The 7.8 magnitude quake struck an area of central Nepal between the capital, Kathmandu, and the city of Pokhara.
There were also victims in India, Bangladesh, Tibet and on Mount Everest, where avalanches were triggered.
The government has declared a state of emergency in the affected areas, and help has been offered by countries around the world.
Little information has emerged from the epicentre, where extensive damage has been reported, and there are fears the death toll could rise yet further.
The Nepalese information minister has told the BBC that 1,500 people had been killed in the disaster, but that the true casualty figure would probably be much higher.
Thousands of people are spending the night outside their houses, following a series of aftershocks.
Many more people are trapped under rubble. Local television pictures showed rescuers in Kathmandu desperately digging through the rubble with their bare hands in search of survivors. Many historic buildings in the capital were also destroyed.
Eyewitness: Sandesh Kaji Shrestha, Kathmandu
Kathmandu has been very badly affected by the earthquake. Some areas are completely destroyed.
I am in the Thamel area and the Hotel Budget has been completely demolished with more than 50 guests inside.
I have been helping to pull people and bodies out of the rubble, along with my friend. We pulled a child out with its grandmother earlier. They did not survive.
I am most sad. It has been a very bad experience and a terrible and very difficult day.

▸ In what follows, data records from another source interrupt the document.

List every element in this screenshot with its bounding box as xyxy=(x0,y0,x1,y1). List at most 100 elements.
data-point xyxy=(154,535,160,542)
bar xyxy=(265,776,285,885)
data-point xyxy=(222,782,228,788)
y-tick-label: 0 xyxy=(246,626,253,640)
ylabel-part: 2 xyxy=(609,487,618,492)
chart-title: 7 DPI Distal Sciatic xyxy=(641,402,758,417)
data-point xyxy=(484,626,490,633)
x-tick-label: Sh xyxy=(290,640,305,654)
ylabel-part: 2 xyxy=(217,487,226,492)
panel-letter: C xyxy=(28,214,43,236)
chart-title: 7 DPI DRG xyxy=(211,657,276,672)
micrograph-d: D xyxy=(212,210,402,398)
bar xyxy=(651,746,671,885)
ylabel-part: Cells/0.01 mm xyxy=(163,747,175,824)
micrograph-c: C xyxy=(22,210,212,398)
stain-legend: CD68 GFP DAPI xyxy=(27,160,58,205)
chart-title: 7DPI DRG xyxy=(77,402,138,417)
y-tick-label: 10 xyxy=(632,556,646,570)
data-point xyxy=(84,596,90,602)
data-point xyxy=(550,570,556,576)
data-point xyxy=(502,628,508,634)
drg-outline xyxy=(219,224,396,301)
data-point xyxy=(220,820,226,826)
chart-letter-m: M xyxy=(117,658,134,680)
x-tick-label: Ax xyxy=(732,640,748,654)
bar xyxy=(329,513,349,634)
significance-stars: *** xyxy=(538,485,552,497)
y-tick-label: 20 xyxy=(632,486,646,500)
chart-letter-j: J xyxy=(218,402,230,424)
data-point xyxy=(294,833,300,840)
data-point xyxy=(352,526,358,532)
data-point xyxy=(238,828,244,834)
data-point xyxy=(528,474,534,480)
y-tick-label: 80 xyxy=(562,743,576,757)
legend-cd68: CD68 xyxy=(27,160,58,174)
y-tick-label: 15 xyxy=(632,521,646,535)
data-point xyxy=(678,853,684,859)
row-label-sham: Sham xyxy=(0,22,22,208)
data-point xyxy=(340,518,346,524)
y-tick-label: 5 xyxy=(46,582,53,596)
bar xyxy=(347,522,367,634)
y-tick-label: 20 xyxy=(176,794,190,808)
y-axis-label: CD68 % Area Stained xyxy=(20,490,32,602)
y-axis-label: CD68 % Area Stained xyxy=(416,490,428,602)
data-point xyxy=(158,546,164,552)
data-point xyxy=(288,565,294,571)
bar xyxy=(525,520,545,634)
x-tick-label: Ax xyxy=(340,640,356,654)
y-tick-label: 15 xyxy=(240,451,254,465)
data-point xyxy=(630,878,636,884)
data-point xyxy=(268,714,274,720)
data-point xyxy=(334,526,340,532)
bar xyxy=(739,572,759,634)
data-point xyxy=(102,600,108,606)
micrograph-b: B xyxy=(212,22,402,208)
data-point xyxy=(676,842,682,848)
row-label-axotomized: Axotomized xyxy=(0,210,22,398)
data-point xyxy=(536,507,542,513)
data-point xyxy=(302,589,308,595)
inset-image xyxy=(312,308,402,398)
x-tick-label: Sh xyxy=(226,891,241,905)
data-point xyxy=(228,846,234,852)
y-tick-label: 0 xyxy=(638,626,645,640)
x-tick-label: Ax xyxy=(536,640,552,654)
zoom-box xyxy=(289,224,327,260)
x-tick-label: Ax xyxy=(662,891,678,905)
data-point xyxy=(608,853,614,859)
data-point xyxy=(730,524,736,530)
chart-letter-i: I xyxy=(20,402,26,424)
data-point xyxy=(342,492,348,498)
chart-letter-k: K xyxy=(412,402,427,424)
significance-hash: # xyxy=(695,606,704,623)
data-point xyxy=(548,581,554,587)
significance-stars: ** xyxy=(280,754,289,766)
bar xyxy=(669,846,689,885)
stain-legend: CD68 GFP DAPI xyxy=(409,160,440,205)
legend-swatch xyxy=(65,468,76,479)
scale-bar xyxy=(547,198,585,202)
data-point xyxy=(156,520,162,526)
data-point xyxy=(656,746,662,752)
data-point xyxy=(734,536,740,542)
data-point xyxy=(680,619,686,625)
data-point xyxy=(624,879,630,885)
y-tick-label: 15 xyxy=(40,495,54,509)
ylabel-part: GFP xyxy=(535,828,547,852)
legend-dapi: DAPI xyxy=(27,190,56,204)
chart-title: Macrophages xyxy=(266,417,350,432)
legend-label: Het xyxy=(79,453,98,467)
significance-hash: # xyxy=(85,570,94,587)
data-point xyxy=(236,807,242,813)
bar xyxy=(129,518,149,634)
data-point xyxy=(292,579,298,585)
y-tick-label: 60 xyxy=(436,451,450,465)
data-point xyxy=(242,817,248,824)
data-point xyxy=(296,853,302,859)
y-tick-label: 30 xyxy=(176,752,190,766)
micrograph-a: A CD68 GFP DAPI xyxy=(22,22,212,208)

There are not enough rescue teams here. The hospitals are out of control. We need help.
The quake triggered an avalanche on Mount Everest, killing at least 10 people, and another five in Tibet, officials and reports say.
At least 40 people have been killed in India, Indian officials say, with one death also reported in Bangladesh.
It is the worst earthquake to strike Nepal since one in 1934 which killed some 8,500 people.